1/ A tout seigneur tout honneur, poursuivons la citation de notre interlocuteur, cela n'en sera que plus juste :
- Ça n'invalide pas mais il me parait pertinent que s'attaquer au cyberespace et, de surcroît aux aspects défensifs et offensifs, nécessite à tout le moins un minimum de connaissances techniques, organisationnelles voire normatives.
- Déjà, au minimum, c'est de comprendre ce que sont les réseaux de transports de données. La base est là.
- Ensuite, il faut connaître quels sont les équipements qui participent à ce transport, comment ils communiquent et sur quelles normes ils se basent. Lire régulièrement Stéphane Bortzmeyer est "bon pour la santé" (cyber-mentale et réseaux, dans ce cas :). Car de là on peut commencer à comprendre certaines faiblesses de protocoles et d'architectures, matérielles et logicielles.
- Ensuite, on s'attaque au concept des données et je renvoie avantageusement à l'un des articles de la série AGS "La Sécurité de l'Information est-elle un échec ?" :)
- Après il est bon de comprendre les techniques permettant d'exploiter des vulnérabilités et, plus largement, de hacking. De là, je pense que l'on peut se forger une image un peu plus précise des possibles. Ensuite il faut intégrer les enjeux, les rapports de force, la politique, bref "la stratégie".
- Et j'ai beaucoup de mal à comprendre la cohérence qu'il y aurait à vouloir (à espérer, à croire ?) maîtriser un domaine tandis que les penseurs, ceux qui ne traitent que de statégie au sens où tu l'entends et l'exprimes, n'appréhenderaient pas les possibilités et les limitations techniques, la caractérisation technique des acteurs (niveau d'expertise, moyens associés, capacités réelles) ou les subtilités d'un bon flooding ? Ce n'est juste pas possible et c'est pourquoi les cyber-stratèges (de demain) devront nécessairement posséder la double culture.

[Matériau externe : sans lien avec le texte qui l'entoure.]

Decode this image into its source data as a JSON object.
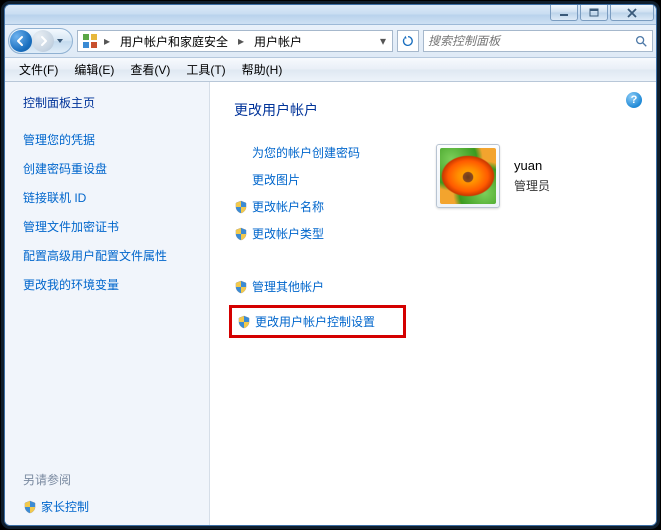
{
  "window_buttons": {
    "minimize": "_",
    "maximize": "□",
    "close": "×"
  },
  "breadcrumb": {
    "seg1": "用户帐户和家庭安全",
    "seg2": "用户帐户"
  },
  "search": {
    "placeholder": "搜索控制面板"
  },
  "menu": {
    "file": "文件(F)",
    "edit": "编辑(E)",
    "view": "查看(V)",
    "tools": "工具(T)",
    "help": "帮助(H)"
  },
  "sidebar": {
    "home": "控制面板主页",
    "links": [
      "管理您的凭据",
      "创建密码重设盘",
      "链接联机 ID",
      "管理文件加密证书",
      "配置高级用户配置文件属性",
      "更改我的环境变量"
    ],
    "see_also": "另请参阅",
    "parental": "家长控制"
  },
  "content": {
    "heading": "更改用户帐户",
    "actions1": [
      {
        "label": "为您的帐户创建密码",
        "shield": false
      },
      {
        "label": "更改图片",
        "shield": false
      },
      {
        "label": "更改帐户名称",
        "shield": true
      },
      {
        "label": "更改帐户类型",
        "shield": true
      }
    ],
    "actions2": [
      {
        "label": "管理其他帐户",
        "shield": true
      },
      {
        "label": "更改用户帐户控制设置",
        "shield": true,
        "highlighted": true
      }
    ]
  },
  "user": {
    "name": "yuan",
    "role": "管理员"
  },
  "help_icon": "?"
}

2/ Revenons toutefois à ce qu'est la "stratégie" : "l’art de la dialectique des volontés employant la force pour résoudre les conflits". La dimension technique inférée par cette définition n'entre que dans l'emploi de la force. On remarquera en effet que Beaufre parle d'art et non pas de science : cette "conduite" stratégique résulte de la dialectique des volontés, de cette opposition entre acteurs qui réagissent l'un à l'autre.

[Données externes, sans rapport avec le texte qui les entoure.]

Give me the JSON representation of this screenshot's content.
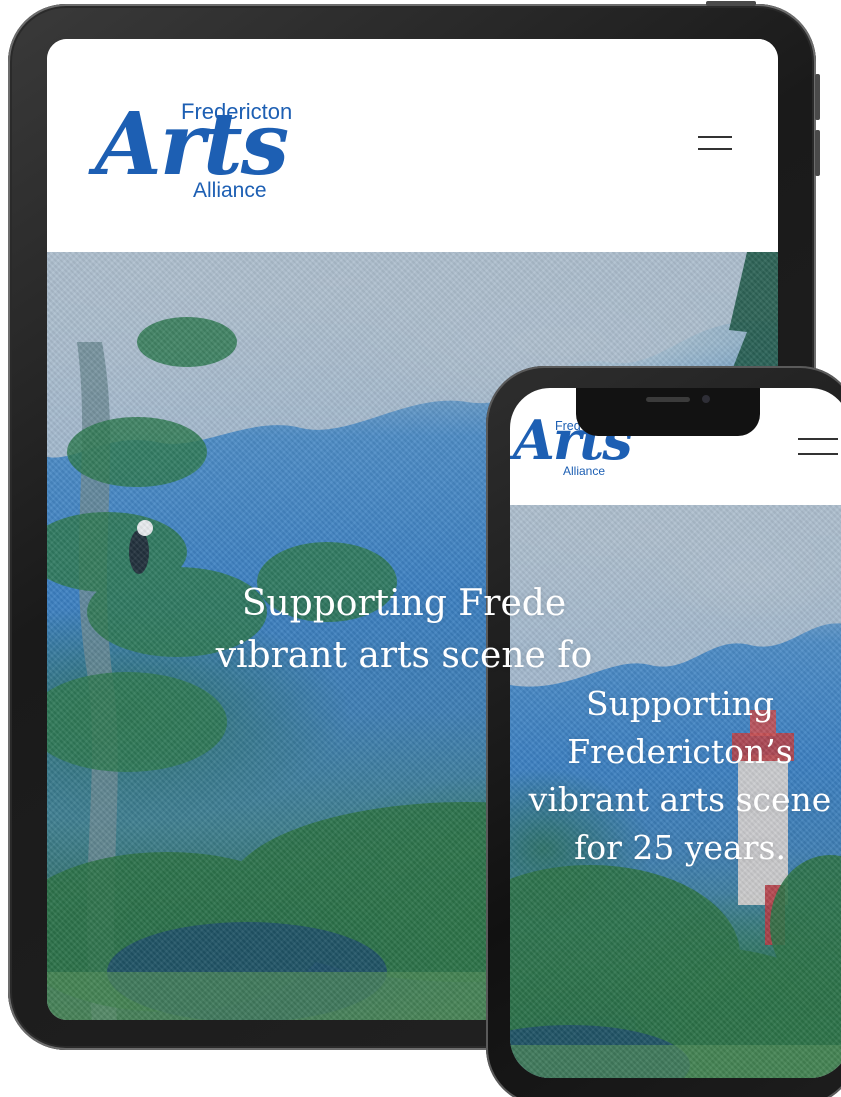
{
  "brand": {
    "top_word": "Fredericton",
    "script_word": "Arts",
    "bottom_word": "Alliance",
    "color": "#1d5fb3"
  },
  "tablet": {
    "hero_lines": [
      "Supporting Frede",
      "vibrant arts scene fo"
    ],
    "menu_icon": "hamburger-menu-icon"
  },
  "phone": {
    "hero_lines": [
      "Supporting",
      "Fredericton’s",
      "vibrant arts scene",
      "for 25 years."
    ],
    "menu_icon": "hamburger-menu-icon"
  },
  "colors": {
    "device_frame": "#1a1a1a",
    "hero_sky": "#3c80c2",
    "hero_text": "#ffffff"
  }
}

3/ Qu'est-ce alors que la cyberstratégie ? Est-ce une méta-SSI ? (SSI pour Sécurité des systèmes d’information). Non, ce serait une vision trop restrictive du domaine. Une définition de la cyberstratégie pourrait être alors : il s'agit de la partie de la stratégie propre au cyberespace, considéré comme un espace conflictuel où s'opposent, avec des techniques et des intentions variables, des acteurs différents (États, groupes plu s ou moins organisés, individus).
4/ Tout ceci ne minore pas la connaissance technique de cet espace. En effet, il présente la particularité d'être un espace artificiel. Anthropogène. Si la cyberstratégie ressemble en quoi que ce soit à la stratégie nucléaire, ce n'est certainement pas par la doctrine de la dissuasion, mais bien parce qu'il s'agit de sphères stratégiques créées par l'homme. Et possédant donc une épaisse couche technique. D'ailleurs, c'est à cause de la radicale innovation technique du nucléaire que les stratégistes ont développé une stratégie autonome, donnant d'ailleurs naissance à ces théories de la dissuasion. Certes, la notion de dissuasion a toujours existé peu ou prou dans la stratégie. Il reste que le nucléaire lui a donné une nouvelle acception et qu'on ne peut plus, aujourd’hui, parler de la dissuasion comme on le faisait naguère.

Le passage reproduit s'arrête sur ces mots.